A causa della mancanza di carburante le autorità cubane hanno dovuto cancellare la tradizionale parata per la giornata internazionale dei lavoratori. All’evento all’Avana di solito partecipano centinaia di migliaia di persone vestite di rosso, con bandiere e striscioni che celebrano il socialismo e la rivoluzione cubana.

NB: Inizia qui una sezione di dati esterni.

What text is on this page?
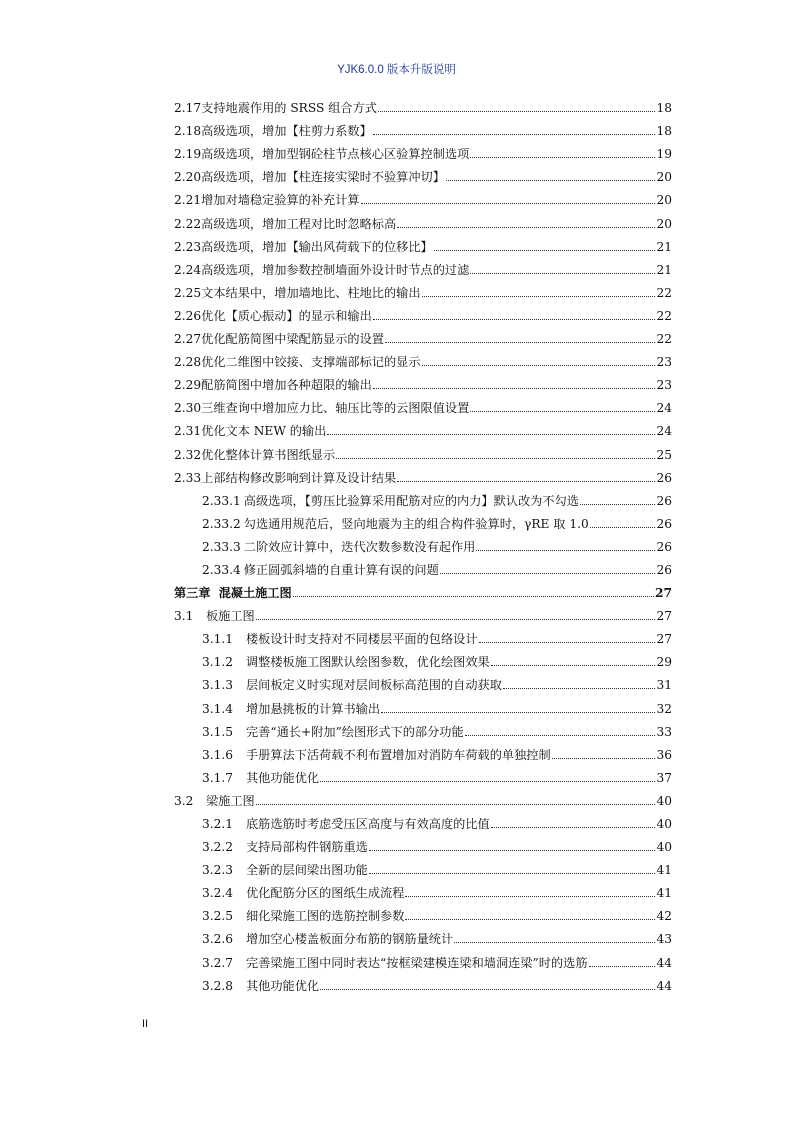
YJK6.0.0 版本升版说明
2.17 支持地震作用的 SRSS 组合方式	18
2.18 高级选项，增加【柱剪力系数】	18
2.19 高级选项，增加型钢砼柱节点核心区验算控制选项	19
2.20 高级选项，增加【柱连接实梁时不验算冲切】	20
2.21 增加对墙稳定验算的补充计算	20
2.22 高级选项，增加工程对比时忽略标高	20
2.23 高级选项，增加【输出风荷载下的位移比】	21
2.24 高级选项，增加参数控制墙面外设计时节点的过滤	21
2.25 文本结果中，增加墙地比、柱地比的输出	22
2.26 优化【质心振动】的显示和输出	22
2.27 优化配筋简图中梁配筋显示的设置	22
2.28 优化二维图中铰接、支撑端部标记的显示	23
2.29 配筋简图中增加各种超限的输出	23
2.30 三维查询中增加应力比、轴压比等的云图限值设置	24
2.31 优化文本 NEW 的输出	24
2.32 优化整体计算书图纸显示	25
2.33 上部结构修改影响到计算及设计结果	26
2.33.1 高级选项，【剪压比验算采用配筋对应的内力】默认改为不勾选	26
2.33.2 勾选通用规范后，竖向地震为主的组合构件验算时，γRE 取 1.0	26
2.33.3 二阶效应计算中，迭代次数参数没有起作用	26
2.33.4 修正圆弧斜墙的自重计算有误的问题	26
第三章 混凝土施工图	27
3.1	板施工图	27
3.1.1	楼板设计时支持对不同楼层平面的包络设计	27
3.1.2	调整楼板施工图默认绘图参数，优化绘图效果	29
3.1.3	层间板定义时实现对层间板标高范围的自动获取	31
3.1.4	增加悬挑板的计算书输出	32
3.1.5	完善“通长+附加”绘图形式下的部分功能	33
3.1.6	手册算法下活荷载不利布置增加对消防车荷载的单独控制	36
3.1.7	其他功能优化	37
3.2	梁施工图	40
3.2.1	底筋选筋时考虑受压区高度与有效高度的比值	40
3.2.2	支持局部构件钢筋重选	40
3.2.3	全新的层间梁出图功能	41
3.2.4	优化配筋分区的图纸生成流程	41
3.2.5	细化梁施工图的选筋控制参数	42
3.2.6	增加空心楼盖板面分布筋的钢筋量统计	43
3.2.7	完善梁施工图中同时表达“按框梁建模连梁和墙洞连梁”时的选筋	44
3.2.8	其他功能优化	44
II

Il combustibile scarseggia in tutta l’isola da settimane. Secondo il presidente Miguel Díaz-Canel, la colpa è dei paesi fornitori che non hanno garantito la consegna. E la debolezza dell’economia ha reso difficile importare i diluenti necessari per raffinare il greggio di bassa qualità disponibile o comprare petrolio di qualità che avrebbe bisogno di essere meno trattato. All’inizio di aprile Díaz-Canel ha detto che Cuba consuma abitualmente tra le cinquecento e seicento tonnellate di carburante al giorno, ma oggi non può usarne più di quattrocento. “Ancora non abbiamo un’idea chiara di come risolvere il problema”, ha aggiunto.
Anche se la parata principale è stata cancellata, il segretario del sindacato centrale dei lavoratori, Ulises Guilarte de Nacimiento, ha autorizzato le manifestazioni più piccole nelle comunità locali, nelle scuole e nei luoghi di lavoro, seguendo il principio della “massima austerità”.
La mancanza di carburante ha colpito un’economia già in difficoltà. Il traffico automobilistico si è fermato, alle pompe di benzina ci sono code chilometriche (qualcuno sceglie perfino di dormire in macchina), i tassisti hanno cominciato a imporre prezzi esorbitanti; alcune università sono tornate alla didattica online e i ristoranti e i bar hanno perso molti clienti.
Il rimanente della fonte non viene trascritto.